NateWatchesCoolMovies Joel Schumacher's 8MM is a stomach churning ride to the dark, depraved side of humanity, and at times is so unnerving and bleak it can be overbearing at times. Its also captivating in its ugliness though. Humans have always had a fascination with dark, intense aspects of our world, and this film knows that good and well, showing you some truly nasty things but leaving the choice to see it through to its conclusion fully up to you. Shumacher, although a diverse guy, isn't known for venturing very far into the scum bucket (even his Batman films were kid friendly garish gumball machines), but there's a first for everything, and he should be proud of the finished product here. Nicolas Cage plays a small time private investigator with a wife (Catherine Keener) and small child. He's summoned by the lawyer (Anthony Heald, eternally smarmy) of an ailing widow. She has found a mysterious 8mm videotape among her deceased husband's possessions. On the tape is what appears to be a harrowing, graphic snuff film in which a young girl is murdered by masked men. She hires him to originate it and confirm its authenticity, launching one of the grimiest, nauseating investigations since Fincher's Sev7n. He's led to porn shops, underground sex dungeons, kinky night clubs and brushes shoulders with all sorts of weirdos and unsavory cretins. The only help he gets is from sex store clerk Max California (Joaquin Phoenix in a very well written role). He comes across the ultimate speazeball porn producer Eddie Pool (James Gandolfini will make you want to rip his throat out and urinate down it), mysterious debonair Dino Velvet (Peter Stormare letting his freak flag fly), and their masked enforcer known only as 'animal'. There's also a cameo from a young Norman Reedus too.
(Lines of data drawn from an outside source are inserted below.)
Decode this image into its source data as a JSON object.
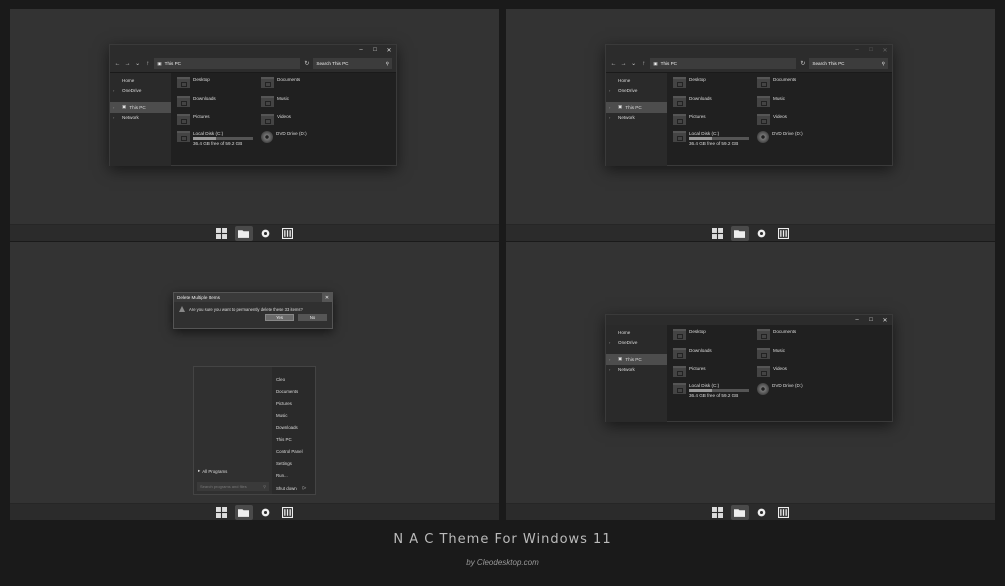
{
  "caption": {
    "title": "N A C Theme For Windows 11",
    "byline": "by Cleodesktop.com"
  },
  "explorer": {
    "address": "This PC",
    "search_placeholder": "Search This PC",
    "sidebar": [
      "Home",
      "OneDrive",
      "This PC",
      "Network"
    ],
    "folders": [
      "Desktop",
      "Documents",
      "Downloads",
      "Music",
      "Pictures",
      "Videos"
    ],
    "drive_c": {
      "name": "Local Disk (C:)",
      "free": "36.4 GB free of 59.2 GB",
      "used_fraction": 0.39
    },
    "drive_d": {
      "name": "DVD Drive (D:)"
    }
  },
  "dialog": {
    "title": "Delete Multiple Items",
    "message": "Are you sure you want to permanently delete these 33 items?",
    "yes": "Yes",
    "no": "No"
  },
  "start_menu": {
    "items": [
      "Cleo",
      "Documents",
      "Pictures",
      "Music",
      "Downloads",
      "This PC",
      "Control Panel",
      "Settings",
      "Run..."
    ],
    "all_programs": "All Programs",
    "search_placeholder": "Search programs and files",
    "shutdown": "Shut down"
  },
  "taskbar": {
    "icons": [
      "start-icon",
      "file-explorer-icon",
      "settings-icon",
      "control-panel-icon"
    ]
  }
}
It's quite the rabbit hole of deplorable human behaviour he falls down, and soon we see the edges of his soul begin to fray from what he's seen. Cage, when he's not campy, is quite good at showing someone who's mental state begins to tatter based on their experiences, and he goes for it here, making us nervous if he's gone too far to ever return to his family with his soul and sanity in one piece. It's quite the movie, and like I said there's parts of sheer nastiness (I can't watch the scenes with the snuff tape these days I get panic episodes from it), but if you're willing to pay the mental toll to see an unflinching, and very well made thriller with a neat cast, go for it.